We, human beings, only boast of heavy winnings but the rules are for everyone else to follow and not for our own selves. That’s what Lijo Jose Pellissery also says as the director of the movie Jallikattu (Bull Vaulting), one of the four movies represented India in the recently concluded Toronto International Film Festival.
It is the story of nothing but the escape of a buffalo destined to be butchered on a Sunday, dog-eared for celebrations like marriages and epicurean leash-outs. That leads to a host of insults and injuries taking place in a rustic high-range village.
If someone happens upon the story, ‘Maoist’ written by S Hareesh, he or she needs to work fingers to their bones to visualize a movie out of it. It would never result in a cakewalk in its transformation to the visual media. For Lijo, the result seemed to work as a stand-alone piece, and voila – he has done it! After a series of head-scratching sittings, he decided to give it a go, come what may.
The villagers when they run amok, by and large, do not know what they run for or where it does end. But they sincerely enjoy the murderous frenzy they create en route. They go berserk, blaming and yelling each other, spreading untrue gossips on the guys they do not like and thereby go beyond the limits of even the beasts. As the humorous axiom goes, anything that can go wrong will go wrong and leads to more, things get derailed and out of control. The situation leads to make all cats grey after dark. Any hard hit will prove one’s mettle in questionable moments, but there are invariably no takers for blames. It’s not that easy to get the ownership of victories established unless you are capable of proving it aloud by convincing others.

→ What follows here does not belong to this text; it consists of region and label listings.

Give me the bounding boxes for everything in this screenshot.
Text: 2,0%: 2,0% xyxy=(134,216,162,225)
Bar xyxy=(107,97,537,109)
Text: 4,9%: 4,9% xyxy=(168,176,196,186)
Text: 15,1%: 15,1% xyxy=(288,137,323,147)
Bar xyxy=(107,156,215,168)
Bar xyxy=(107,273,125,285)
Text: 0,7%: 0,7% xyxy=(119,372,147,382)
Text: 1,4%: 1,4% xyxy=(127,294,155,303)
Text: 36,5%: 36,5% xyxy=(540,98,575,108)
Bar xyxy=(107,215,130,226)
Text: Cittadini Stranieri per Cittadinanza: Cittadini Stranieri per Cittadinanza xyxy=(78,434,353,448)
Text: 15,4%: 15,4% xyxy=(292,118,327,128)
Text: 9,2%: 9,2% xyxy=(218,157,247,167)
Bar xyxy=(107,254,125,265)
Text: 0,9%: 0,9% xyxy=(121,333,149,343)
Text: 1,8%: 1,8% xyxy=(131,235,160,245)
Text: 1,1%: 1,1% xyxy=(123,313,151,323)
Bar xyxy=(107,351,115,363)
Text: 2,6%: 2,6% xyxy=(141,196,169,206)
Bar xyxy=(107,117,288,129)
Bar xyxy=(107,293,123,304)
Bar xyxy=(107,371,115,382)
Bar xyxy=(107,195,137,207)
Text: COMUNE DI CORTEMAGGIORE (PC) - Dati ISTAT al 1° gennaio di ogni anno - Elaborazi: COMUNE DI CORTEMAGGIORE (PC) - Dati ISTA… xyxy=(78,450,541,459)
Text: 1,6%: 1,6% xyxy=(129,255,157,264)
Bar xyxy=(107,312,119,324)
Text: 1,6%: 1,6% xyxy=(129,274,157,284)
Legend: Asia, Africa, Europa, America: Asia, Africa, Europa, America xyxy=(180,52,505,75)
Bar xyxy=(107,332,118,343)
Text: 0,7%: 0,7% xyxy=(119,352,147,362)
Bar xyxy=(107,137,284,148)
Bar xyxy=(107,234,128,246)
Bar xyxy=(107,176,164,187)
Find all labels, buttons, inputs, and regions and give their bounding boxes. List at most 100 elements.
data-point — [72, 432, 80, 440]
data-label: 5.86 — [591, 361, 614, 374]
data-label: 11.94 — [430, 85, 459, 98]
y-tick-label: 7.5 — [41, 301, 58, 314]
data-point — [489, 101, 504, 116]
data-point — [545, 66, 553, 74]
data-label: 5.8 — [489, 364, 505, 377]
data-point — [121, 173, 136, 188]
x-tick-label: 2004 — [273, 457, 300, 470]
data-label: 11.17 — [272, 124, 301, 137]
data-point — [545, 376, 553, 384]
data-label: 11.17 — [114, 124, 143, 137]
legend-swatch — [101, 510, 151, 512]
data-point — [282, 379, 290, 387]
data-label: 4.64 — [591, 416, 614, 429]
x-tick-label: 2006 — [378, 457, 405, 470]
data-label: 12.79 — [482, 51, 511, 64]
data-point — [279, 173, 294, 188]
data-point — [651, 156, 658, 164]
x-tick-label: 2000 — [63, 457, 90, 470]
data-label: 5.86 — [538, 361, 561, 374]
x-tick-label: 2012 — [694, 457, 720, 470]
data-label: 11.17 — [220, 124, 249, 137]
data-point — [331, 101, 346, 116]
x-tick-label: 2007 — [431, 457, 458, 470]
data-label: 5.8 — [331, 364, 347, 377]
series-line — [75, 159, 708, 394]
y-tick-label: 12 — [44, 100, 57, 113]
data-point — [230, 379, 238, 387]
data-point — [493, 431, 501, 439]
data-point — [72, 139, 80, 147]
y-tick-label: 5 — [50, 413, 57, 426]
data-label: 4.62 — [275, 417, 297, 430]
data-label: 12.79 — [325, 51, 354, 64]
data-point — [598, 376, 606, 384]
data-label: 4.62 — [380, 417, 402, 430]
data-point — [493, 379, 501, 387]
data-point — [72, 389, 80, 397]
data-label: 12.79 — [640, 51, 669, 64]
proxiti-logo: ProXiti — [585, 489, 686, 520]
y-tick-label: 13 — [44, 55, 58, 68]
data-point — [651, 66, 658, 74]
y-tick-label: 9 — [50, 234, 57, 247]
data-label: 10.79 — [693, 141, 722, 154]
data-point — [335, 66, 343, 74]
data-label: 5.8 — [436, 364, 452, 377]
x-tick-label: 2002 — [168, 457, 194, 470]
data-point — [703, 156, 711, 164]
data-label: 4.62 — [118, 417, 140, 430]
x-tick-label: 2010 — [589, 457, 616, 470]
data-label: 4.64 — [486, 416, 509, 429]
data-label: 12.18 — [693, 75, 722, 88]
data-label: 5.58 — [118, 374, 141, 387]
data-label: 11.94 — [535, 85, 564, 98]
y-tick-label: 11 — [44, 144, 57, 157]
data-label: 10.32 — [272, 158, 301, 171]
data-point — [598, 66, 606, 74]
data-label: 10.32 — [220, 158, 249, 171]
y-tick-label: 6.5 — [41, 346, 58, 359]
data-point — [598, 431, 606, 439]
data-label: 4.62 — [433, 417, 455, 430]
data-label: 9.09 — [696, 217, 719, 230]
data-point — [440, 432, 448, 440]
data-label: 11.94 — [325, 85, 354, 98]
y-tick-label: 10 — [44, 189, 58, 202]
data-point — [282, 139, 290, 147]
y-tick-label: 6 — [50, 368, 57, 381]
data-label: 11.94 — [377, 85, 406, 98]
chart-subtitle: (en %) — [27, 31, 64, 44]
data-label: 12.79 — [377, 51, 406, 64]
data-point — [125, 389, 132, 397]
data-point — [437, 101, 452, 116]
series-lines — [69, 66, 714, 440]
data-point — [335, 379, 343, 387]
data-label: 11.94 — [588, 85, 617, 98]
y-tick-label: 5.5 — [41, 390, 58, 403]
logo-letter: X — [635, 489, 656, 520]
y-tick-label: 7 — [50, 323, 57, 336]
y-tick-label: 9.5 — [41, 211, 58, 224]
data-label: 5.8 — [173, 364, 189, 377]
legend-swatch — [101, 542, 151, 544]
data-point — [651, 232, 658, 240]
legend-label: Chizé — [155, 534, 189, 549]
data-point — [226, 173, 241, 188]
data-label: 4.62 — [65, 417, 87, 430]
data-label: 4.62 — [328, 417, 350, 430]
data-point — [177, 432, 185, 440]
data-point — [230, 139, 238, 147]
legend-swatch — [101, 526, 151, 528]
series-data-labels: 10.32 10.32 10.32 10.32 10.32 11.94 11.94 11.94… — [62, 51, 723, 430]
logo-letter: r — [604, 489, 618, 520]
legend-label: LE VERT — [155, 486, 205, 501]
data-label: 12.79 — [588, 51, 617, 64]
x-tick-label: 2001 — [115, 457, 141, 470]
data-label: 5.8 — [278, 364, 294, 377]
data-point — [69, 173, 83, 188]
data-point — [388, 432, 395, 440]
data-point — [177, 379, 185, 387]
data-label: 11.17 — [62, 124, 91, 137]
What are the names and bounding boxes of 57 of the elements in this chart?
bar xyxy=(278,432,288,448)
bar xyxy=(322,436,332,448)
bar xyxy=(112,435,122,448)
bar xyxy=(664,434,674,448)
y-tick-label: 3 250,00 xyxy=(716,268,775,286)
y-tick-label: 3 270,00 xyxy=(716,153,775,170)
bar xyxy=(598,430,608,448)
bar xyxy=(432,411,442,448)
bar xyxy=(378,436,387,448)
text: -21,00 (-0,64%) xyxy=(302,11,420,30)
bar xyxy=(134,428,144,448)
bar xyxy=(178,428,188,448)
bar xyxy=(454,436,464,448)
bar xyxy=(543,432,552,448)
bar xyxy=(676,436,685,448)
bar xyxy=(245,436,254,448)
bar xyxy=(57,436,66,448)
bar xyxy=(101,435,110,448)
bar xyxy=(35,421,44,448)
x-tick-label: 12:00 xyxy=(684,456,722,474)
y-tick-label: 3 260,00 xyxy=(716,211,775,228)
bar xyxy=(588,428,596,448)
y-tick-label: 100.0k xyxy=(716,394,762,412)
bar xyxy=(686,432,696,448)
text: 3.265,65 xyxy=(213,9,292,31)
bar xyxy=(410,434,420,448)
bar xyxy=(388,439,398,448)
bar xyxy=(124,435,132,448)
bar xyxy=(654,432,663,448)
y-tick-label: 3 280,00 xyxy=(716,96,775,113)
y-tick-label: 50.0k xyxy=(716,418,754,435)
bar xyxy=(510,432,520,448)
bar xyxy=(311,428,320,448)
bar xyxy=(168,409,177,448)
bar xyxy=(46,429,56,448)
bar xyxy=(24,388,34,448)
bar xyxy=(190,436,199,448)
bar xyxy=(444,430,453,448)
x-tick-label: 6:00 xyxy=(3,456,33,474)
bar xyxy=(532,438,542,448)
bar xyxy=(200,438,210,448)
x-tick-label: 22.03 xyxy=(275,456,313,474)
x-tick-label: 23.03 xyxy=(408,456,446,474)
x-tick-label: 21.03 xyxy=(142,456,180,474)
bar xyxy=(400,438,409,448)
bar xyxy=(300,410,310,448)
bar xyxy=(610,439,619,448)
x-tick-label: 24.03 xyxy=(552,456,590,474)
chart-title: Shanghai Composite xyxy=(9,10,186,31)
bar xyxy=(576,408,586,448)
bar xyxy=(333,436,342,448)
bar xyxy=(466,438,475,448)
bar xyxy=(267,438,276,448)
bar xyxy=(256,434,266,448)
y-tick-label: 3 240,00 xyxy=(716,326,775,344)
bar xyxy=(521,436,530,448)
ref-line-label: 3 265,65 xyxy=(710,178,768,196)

On the other hand, a poor planning could push you down to the very bottom of an ugly well. Being on a winning streak is exciting with popular hurrays, but a pitcher has to go to the well once too often if the plan fails. Every individual is happy if they can celebrate it at the expense of others. That’s what Lijo, the director of the movie puts across.
The director looks unconcerned towards a question raised as to why there’s no tag-line or an English synonym for the title of the film Jallikattu, making it easy for an international audience who does not understand the term in Malayalam. Also, not on a situation where the Indian certification authorities might ask him to chop off the nonstop volley of Malayalam foul swearwords (It’s a must and suits in such occasions), a practice prevalent in India. If it happens so, that would clip the wings of a movie that has to fly high.
The film provides ample moments for a Malayalee to laugh his belly out, but not for an international audience for short of the gist of the wits lost in translations. Although many of the audience found laughing on many a time, I’ve my apprehensions on the cognitive contents gone into them.
Overall, the film made a great impact on the audience, thanks to the subject matter that gave umpteen occasions of black humour inherent. It’s a fast movie and time flies along with the bull by the horns.
Lijo Jose as a director takes each bull by its horns after carefully perusing the nature of stories he did so far. One cannot see a general style he follows but speedy it goes around. A mob, according to him, has no special characteristics, as it’s unpredictable and keeps changing. He’s not of a sort standing anytime still to shoot the bull on his work. He’s one who thinks he has done his assignment and not claims very great on living at it. He flew down to Toronto suspending his ongoing shoot based again at another story written by S Hareesh.
Anthony Varghese and Sabu have done outstanding performances along with seasoned Chemban Vinod as Varkey, the chief butcher. Shanti Balachandran, although she’s not appearing throughout the movie had a strikingly brilliant performance as Varkey’s sister.
Girish Gangadharan’s camerawork and Deepu Joseph’s editing contributed certainly towards the movie’s hitting the bull’s eye. The sound designed by Ranganath Ravee is another credit which can’t but praised all along.
From Toronto, Jallikattu goes to London and Busan Festivals. Slated to release on Oct 04, 2019, it can boast that it will further go places.